– На что? – спросила госпожа Дакс.
– Как! – всполошилась госпожа Терриан. – Вы никогда не видели Alpenglühen? Заход солнца в Альпах?!
– Нет. В это время мы с дочерью обычно переодеваемся к обеду.
– Но ведь это же преступление! И вы тоже, малютка? Подумайте! Вы должны видеть это сегодня же вечером! Нет ничего более красивого… Зачем вам переодеваться к обеду в пансионате? Послушайте, дитя мое, вы прекрасно выглядите в этом платье. Доставьте мне удовольствие, пойдите сейчас же – как раз бьет половина шестого – и бегите на верхнюю террасу. Вы попадете туда как раз вовремя. А я побуду с вашей матушкой, пока вы не вернетесь.

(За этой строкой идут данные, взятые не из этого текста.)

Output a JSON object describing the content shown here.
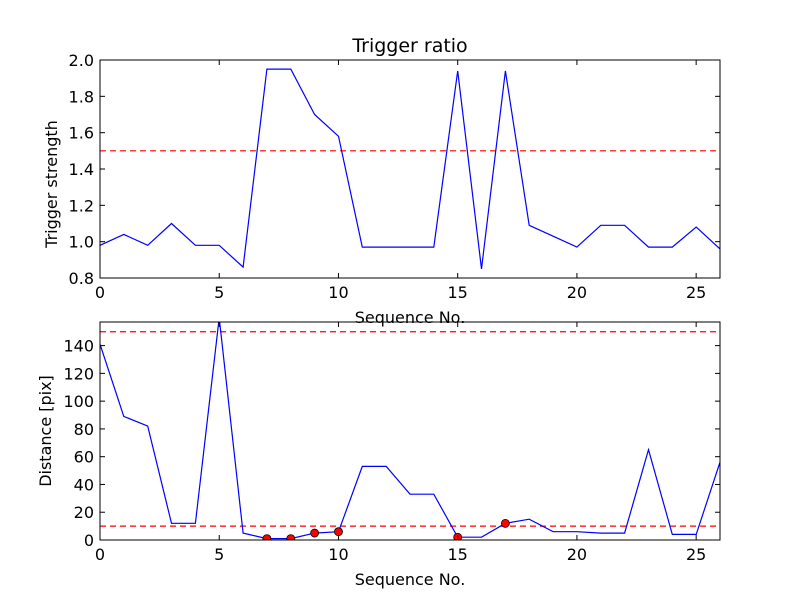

– Сударыня, – пролепетала барышня Дакс, – я не знаю… Я никогда не выхожу одна днем.
– Так что же! Здесь Фужер! Он только ждет разрешения сопровождать вас.
Фужер вежливо взглянул на госпожу Дакс.
– Вы разрешите, сударыня?
– Конечно, вам разрешат, – отрезала госпожа Терриан.
– Нет, нет! Не на террасу, – запротестовал Фужер, удерживая Алису за руку.
– Куда же вы хотите идти?
– На Вышку. Мы двадцать раз успеем добраться туда, при условии, что часть дороги пробежим бегом. И избавимся от отвратительной толпы туристов.
Она не спорила. Они побежали во весь дух по крутой дороге.
Солнце опускалось за кружево Долы. На юге Грейские Альпы пылали, освещенные последними лучами, как огромный горн.
Пламя лизало ледники. Нигде не было больше белизны. Снега рдели повсюду, подобно раскаленным угольям. И ночь быстро надвигалась с востока, сменяя серым цветом синеву неба.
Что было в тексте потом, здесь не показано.